Kansas City Murder & Manslaughter Lawyer
Are you facing allegations of murder or manslaughter?
A homicide offense is among the most heavily punished crimes in the country. If you have been accused of killing another person, you could be facing charges of murder or manslaughter. It is extremely important that you obtain representation from a Kansas City criminal defense attorney at the Jacoby Law Firm, because Missouri laws bring very harsh penalties against those convicted.
An individual can be charged with murder in the first degree if they "knowingly cause the death of another person after deliberation upon the matter." The state must be able to prove that the act was premeditated. Murder in the first degree is considered a Class A felony and is punishable by death or life imprisonment without the eligibility for probation or parole.
Murder in the second degree occurs if an individual "knowingly causes the death of another person or, with the purpose of causing physical injury to another person, causes the death of another person." Murder in the second degree is also considered a Class A felony, but is instead punishable by 10 to 30 years in prison or life imprisonment without the eligibility for probation or parole.
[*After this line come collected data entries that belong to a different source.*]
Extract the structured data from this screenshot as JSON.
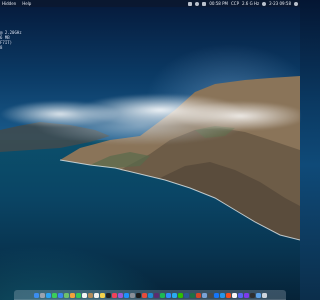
{
  "menubar": {
    "app_name": "Hidden",
    "menus": [
      "Help"
    ],
    "status_items": [
      {
        "icon": "cpu-meter-icon"
      },
      {
        "icon": "network-icon"
      },
      {
        "icon": "wifi-icon"
      }
    ],
    "clock_left": "00:58 PM",
    "stats_label": "CCP",
    "cpu_text": "2.6 G Hz",
    "date_time": "2-23 09:58",
    "right_icons": [
      "control-center-icon",
      "siri-icon"
    ]
  },
  "desktop_widget": {
    "lines": [
      "",
      "@ 2.20GHz",
      "",
      "6 MB",
      "F7IT)",
      "",
      "",
      "",
      "",
      "8"
    ]
  },
  "wallpaper": {
    "description_color_sky": "#0b3b66",
    "color_sea": "#0a4565",
    "color_cliffs": "#7a6a55"
  },
  "dock": {
    "icons": [
      {
        "name": "finder-icon",
        "color": "#3b8df0"
      },
      {
        "name": "launchpad-icon",
        "color": "#9aa3ae"
      },
      {
        "name": "safari-icon",
        "color": "#2aa3f5"
      },
      {
        "name": "messages-icon",
        "color": "#3bcf59"
      },
      {
        "name": "mail-icon",
        "color": "#3a86f1"
      },
      {
        "name": "maps-icon",
        "color": "#6fc16a"
      },
      {
        "name": "photos-icon",
        "color": "#f2a23b"
      },
      {
        "name": "facetime-icon",
        "color": "#34c759"
      },
      {
        "name": "calendar-icon",
        "color": "#f5f5f5"
      },
      {
        "name": "contacts-icon",
        "color": "#b48b5a"
      },
      {
        "name": "reminders-icon",
        "color": "#f0f0f0"
      },
      {
        "name": "notes-icon",
        "color": "#f5d34b"
      },
      {
        "name": "tv-icon",
        "color": "#202124"
      },
      {
        "name": "music-icon",
        "color": "#f1425a"
      },
      {
        "name": "podcasts-icon",
        "color": "#9b59d6"
      },
      {
        "name": "app-store-icon",
        "color": "#1e90ff"
      },
      {
        "name": "system-preferences-icon",
        "color": "#8a8f98"
      },
      {
        "name": "terminal-icon",
        "color": "#1b1b1b"
      },
      {
        "name": "chrome-icon",
        "color": "#e74c3c"
      },
      {
        "name": "vscode-icon",
        "color": "#1f8ad2"
      },
      {
        "name": "slack-icon",
        "color": "#5b2c6f"
      },
      {
        "name": "spotify-icon",
        "color": "#1db954"
      },
      {
        "name": "zoom-icon",
        "color": "#2d8cff"
      },
      {
        "name": "telegram-icon",
        "color": "#2aabee"
      },
      {
        "name": "wechat-icon",
        "color": "#2dc100"
      },
      {
        "name": "word-icon",
        "color": "#2b5797"
      },
      {
        "name": "excel-icon",
        "color": "#1e7145"
      },
      {
        "name": "powerpoint-icon",
        "color": "#d24726"
      },
      {
        "name": "preview-icon",
        "color": "#7aa2d6"
      },
      {
        "name": "activity-monitor-icon",
        "color": "#4a4a4a"
      },
      {
        "name": "xcode-icon",
        "color": "#1575f9"
      },
      {
        "name": "docker-icon",
        "color": "#2496ed"
      },
      {
        "name": "figma-icon",
        "color": "#f24e1e"
      },
      {
        "name": "notion-icon",
        "color": "#f7f7f7"
      },
      {
        "name": "discord-icon",
        "color": "#5865f2"
      },
      {
        "name": "obsidian-icon",
        "color": "#7c3aed"
      },
      {
        "name": "iterm-icon",
        "color": "#2f2f2f"
      },
      {
        "name": "downloads-folder-icon",
        "color": "#5aa0e8"
      },
      {
        "name": "trash-icon",
        "color": "#cfd4db"
      }
    ]
  }
}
Manslaughter, on the other hand, may be prosecuted if an individual kills a person without forethought and with provocation. One would be guilty of voluntary manslaughter if they cause another person's death under the influence of sudden passion or knowingly assist another with suicide—also known as euthanasia. Voluntary manslaughter is a Class B felony and punishable by 5 to 15 years in prison.
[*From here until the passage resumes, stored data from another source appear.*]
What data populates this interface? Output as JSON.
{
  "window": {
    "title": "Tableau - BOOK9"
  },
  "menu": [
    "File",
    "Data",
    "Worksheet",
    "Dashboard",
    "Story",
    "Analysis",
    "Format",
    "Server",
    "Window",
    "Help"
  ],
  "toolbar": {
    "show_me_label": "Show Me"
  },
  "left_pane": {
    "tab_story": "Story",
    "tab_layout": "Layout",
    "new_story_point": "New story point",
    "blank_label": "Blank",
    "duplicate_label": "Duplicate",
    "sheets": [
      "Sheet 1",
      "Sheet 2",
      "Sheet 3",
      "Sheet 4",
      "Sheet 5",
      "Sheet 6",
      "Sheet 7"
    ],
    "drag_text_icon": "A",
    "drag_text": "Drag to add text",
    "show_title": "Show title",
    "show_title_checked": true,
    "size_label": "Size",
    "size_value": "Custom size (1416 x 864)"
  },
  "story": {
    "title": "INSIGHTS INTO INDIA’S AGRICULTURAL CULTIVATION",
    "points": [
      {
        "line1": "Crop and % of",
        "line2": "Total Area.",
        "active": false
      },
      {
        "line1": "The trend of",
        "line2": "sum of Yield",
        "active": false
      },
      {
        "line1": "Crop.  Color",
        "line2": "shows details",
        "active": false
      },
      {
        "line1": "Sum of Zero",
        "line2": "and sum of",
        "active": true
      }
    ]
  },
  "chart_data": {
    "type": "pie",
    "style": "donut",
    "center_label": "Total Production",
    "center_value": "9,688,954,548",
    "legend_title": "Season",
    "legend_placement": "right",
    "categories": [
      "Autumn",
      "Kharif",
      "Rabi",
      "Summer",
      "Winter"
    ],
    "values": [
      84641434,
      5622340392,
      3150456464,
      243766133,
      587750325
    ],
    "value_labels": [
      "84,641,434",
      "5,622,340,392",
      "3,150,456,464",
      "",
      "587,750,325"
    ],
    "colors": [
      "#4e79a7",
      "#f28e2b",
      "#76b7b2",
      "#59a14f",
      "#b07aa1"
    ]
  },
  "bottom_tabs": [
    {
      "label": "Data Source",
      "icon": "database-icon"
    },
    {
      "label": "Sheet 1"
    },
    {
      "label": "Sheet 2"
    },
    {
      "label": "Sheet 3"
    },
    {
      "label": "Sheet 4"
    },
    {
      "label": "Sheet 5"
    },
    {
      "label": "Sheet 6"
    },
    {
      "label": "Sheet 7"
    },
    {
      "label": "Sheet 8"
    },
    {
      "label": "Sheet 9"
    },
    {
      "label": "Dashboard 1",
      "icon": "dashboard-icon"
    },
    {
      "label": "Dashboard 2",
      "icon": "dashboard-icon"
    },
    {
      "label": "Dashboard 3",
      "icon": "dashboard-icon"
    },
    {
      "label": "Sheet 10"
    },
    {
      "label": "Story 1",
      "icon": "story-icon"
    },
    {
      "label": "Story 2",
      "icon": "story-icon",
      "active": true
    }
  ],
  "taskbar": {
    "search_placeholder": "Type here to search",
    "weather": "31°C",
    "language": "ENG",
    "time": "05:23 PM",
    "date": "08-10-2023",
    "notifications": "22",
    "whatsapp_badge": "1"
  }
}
Involuntary manslaughter is when an individual recklessly causes another person's death or negligently causes another person's death while operating a motor vehicle while intoxicated. Under these circumstances, the killing is unintentional. Involuntary manslaughter is a Class D felony, punishable by up to 4 years in prison.
Below are a few common defenses available for defendants charged with homicide:
Justifiable homicide is excused by the law. If proven, it may allow a defendant to get off with no punishment or sentencing given.
- Self-defense: If the defendant acted out of the honest and reasonable belief that the homicide was necessary for self-defense, they may be able to get off. Usually this means not initiating the violence and using an equal amount of force in responding to the aggressor.
- Defense of property: It usually must be proven that the intruder or trespasser threatened the life of the property owner.
- Crime prevention: If the defendant commits a killing while preventing a crime, it can be a defense if it is proven that the intervention was necessary.
Inability to intentionally kill is when a defendant is unable to understand that they have a duty not to take a life. This defense may not excuse a homicide, but it can reduce charges to voluntary or involuntary manslaughter.
- Insanity: It must be proven that the defendant is not mentally sound and that they lacked the required mental state for homicide.
- Intoxication: This type of defense is usually used to reduce murder charges to less serious charges.
Reasonable Mistake: In order to have the mental state to kill, the defendant must have the knowledge that the killing was illegal and unjustified. A reasonable mistake means that the defendant lacks that knowledge.
- Mistakes of fact: When a defendant mistakenly believes their life is at stake, which helps support self-defense, it can be a mistake of fact.
- Entrapment: If a law enforcement agent or officer encourages a person to commit a homicide, it is entrapment.